Maltratos de libro

El primero fue hace más de diez años, en Cartagena de Indias. Se celebraba uno de esos congresos de la lengua que tan útiles son a la sociedad. Se vio allí una extraña instalación: de una de las ventanas del vetusto edificio en el que se celebraban conferencias y encuentros salía en tromba una colosal vomitona de libros. Miles, descuartizados, abiertos, apegotonados, hasta alcanzar la acera.

Un hombre se acercó con un libro. Lo había rescatado. Era una primera edición de Machado

Ser testigos de aquella violencia resultaba desagradable. Volvimos a ver un mejunje parecido en el palacio de Linares de Madrid. El que presenciamos hace unas semanas en Málaga era más cateto, pero la idea, la misma: unos cientos de libros hechos trizas subían formando columna y bajaban hasta un viejo chibalete de cuyas cajas salían algunos más. Que éstos estuvieran enteros pero chamuscados, como extraídos a tiempo de una pira, supongo que tendría su significado, pero no va a perder uno ahora ni un segundo descifrándolo.

Íbamos Juan Bonilla y yo a hablar precisamente de libros a un público respetuoso y atento. Mis primeras palabras fueron, más o menos, estas: “Ustedes, para llegar a esta sala, habrán pasado por delante de cierta instalación. De ser periquitos y no libros, algún partido animalista habría pedido ya su retirada. Y de ser nosotros consecuentes, estaríamos yéndonos de aquí como protesta por un maltrato tan estúpido. Es imposible que entre tantas no haya una sola página allí que no haya sido arrancada a un sentimiento noble, que no contenga unas pocas palabras verdaderas merecedoras de nuestra gratitud y respeto”. Nadie se movió de su sitio y nosotros proseguimos con la conversación, porque, a diferencia de esos artistas, no ha venido uno a esta vida a ser provocador.
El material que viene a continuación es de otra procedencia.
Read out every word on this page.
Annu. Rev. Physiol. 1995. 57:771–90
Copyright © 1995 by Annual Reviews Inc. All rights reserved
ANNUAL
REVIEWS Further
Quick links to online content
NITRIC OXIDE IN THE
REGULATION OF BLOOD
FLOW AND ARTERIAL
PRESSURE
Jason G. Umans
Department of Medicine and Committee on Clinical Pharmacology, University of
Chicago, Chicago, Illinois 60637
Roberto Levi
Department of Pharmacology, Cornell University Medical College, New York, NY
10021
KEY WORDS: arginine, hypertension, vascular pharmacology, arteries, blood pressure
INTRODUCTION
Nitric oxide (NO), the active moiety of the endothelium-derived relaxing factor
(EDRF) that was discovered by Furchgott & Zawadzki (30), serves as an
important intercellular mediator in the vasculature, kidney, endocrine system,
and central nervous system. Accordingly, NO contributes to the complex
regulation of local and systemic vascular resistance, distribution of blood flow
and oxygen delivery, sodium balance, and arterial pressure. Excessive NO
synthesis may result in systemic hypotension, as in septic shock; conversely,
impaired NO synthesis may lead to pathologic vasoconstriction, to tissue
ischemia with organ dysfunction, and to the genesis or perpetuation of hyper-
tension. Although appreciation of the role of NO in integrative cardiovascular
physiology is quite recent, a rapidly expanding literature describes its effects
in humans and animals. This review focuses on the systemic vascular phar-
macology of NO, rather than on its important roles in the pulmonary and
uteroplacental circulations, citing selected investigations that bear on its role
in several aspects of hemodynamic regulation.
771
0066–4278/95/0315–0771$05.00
Terminado el acto, se acercó un hombre con un libro en la mano. Lo había rescatado, al entrar, de aquella escombrera. Tenía las cubiertas tiznadas, claro, y las huellas de haber sido pateado. Era la primera edición de Juan de Mairena, de Machado, 1936. El saberlo valioso despertó en él algún escrúpulo: ¿tenía entonces que devolverlo? Por supuesto que no, le aconsejé. Al contrario, deberían darle una medalla al mérito cívico, como a ese ciudadano que yendo por la calle evita que alguien maltrate a una persona indefensa. Pero lo cierto es que para entonces ya todos nosotros habíamos sido maltratados. También.